I have a grpc benchmark test code which uses a function to merge hundreds of goroutine channels to one channel using for-select clause. the code is like this
func (b *B) merge(
ctx context.Context,
nodes ...<-chan *pb.Node,
) chan *pb.Node {
allNodes := make(chan *pb.Node)
var wg sync.WaitGroup
wg.Add(len(nodes))
for _, n := range nodes {
go func(n <-chan *pb.Node) {
defer wg.Done()
for {
select {
case <-ctx.Done():
return
case val, ok := <-n:
if ok {
allNodes <- val
}
}
}
}(n)
}
go func() {
wg.Wait()
close(allNodes)
}()
return allNodes
}
when I monitor the code by top command in ubuntu 16.04, I see the 2-core server spins crazy, more than 196% of cpu usage.

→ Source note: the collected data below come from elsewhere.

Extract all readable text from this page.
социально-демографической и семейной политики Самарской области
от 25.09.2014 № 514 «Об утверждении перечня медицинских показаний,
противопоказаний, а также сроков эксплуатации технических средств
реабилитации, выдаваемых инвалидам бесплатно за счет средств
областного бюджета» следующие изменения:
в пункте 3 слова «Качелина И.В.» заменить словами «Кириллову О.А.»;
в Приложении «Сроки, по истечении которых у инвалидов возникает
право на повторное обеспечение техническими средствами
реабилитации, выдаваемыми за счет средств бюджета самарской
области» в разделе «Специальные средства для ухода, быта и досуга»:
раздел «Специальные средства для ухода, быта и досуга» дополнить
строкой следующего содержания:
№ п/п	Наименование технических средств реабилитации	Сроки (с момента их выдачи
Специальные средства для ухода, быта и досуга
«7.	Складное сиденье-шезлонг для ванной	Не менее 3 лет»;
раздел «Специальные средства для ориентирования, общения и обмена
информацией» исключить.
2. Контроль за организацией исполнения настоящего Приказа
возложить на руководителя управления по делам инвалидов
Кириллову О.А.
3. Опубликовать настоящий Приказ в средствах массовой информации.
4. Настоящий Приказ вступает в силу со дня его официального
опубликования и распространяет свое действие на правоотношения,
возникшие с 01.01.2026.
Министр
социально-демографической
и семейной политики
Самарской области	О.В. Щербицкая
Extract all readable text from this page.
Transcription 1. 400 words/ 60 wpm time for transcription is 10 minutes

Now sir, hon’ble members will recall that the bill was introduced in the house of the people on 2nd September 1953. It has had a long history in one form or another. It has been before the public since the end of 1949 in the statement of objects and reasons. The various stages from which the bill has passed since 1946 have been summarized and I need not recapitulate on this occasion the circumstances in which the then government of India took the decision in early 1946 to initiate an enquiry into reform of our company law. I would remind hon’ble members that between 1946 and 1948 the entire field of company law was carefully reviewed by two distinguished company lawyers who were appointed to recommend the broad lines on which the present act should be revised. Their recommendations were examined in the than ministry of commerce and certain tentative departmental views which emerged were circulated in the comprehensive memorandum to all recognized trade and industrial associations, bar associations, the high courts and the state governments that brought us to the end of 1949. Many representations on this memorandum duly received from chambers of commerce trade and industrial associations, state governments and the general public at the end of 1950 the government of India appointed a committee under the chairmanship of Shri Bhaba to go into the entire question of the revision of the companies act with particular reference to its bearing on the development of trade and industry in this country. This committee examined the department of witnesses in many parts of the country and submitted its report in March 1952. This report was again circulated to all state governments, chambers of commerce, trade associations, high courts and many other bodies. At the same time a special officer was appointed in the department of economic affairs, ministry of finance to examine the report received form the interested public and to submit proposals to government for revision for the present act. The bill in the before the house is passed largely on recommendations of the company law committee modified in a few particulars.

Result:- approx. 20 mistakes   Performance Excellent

Then I use pprof package analyze my code, it says 98% of my cpu spins this function, and the top function generate the result like this
flat flat% sum% cum cum%
1640ms 5.78% 5.78% 27700ms 97.60% B (*B).merge.func1
5560ms 19.59% 25.37% 22130ms 77.98% runtime.selectgo
770ms 2.71% 28.08% 11190ms 39.43% runtime.sellock
2700ms 9.51% 37.60% 10430ms 36.75% runtime.lock
7710ms 27.17% 64.76% 7710ms 27.17% runtime.procyield
460ms 1.62% 66.38% 3850ms 13.57% context.(*cancelCtx).Done
1210ms 4.26% 70.65% 3350ms 11.80% runtime.selunlock
2700ms 9.51% 80.16% 2900ms 10.22% sync.(*Mutex).Lock
2110ms 7.43% 87.60% 2140ms 7.54% runtime.unlock
360ms 1.27% 88.87% 860ms 3.03% runtime.typedmemclr
Anyone can give me some suggestions on how to write the correct code to merge large number of channels it seems this for-select block just make cpu goes crazily and at behind it use procyield which is not a very promising mechanism?
Is there anyway to control the cpu usage of a process?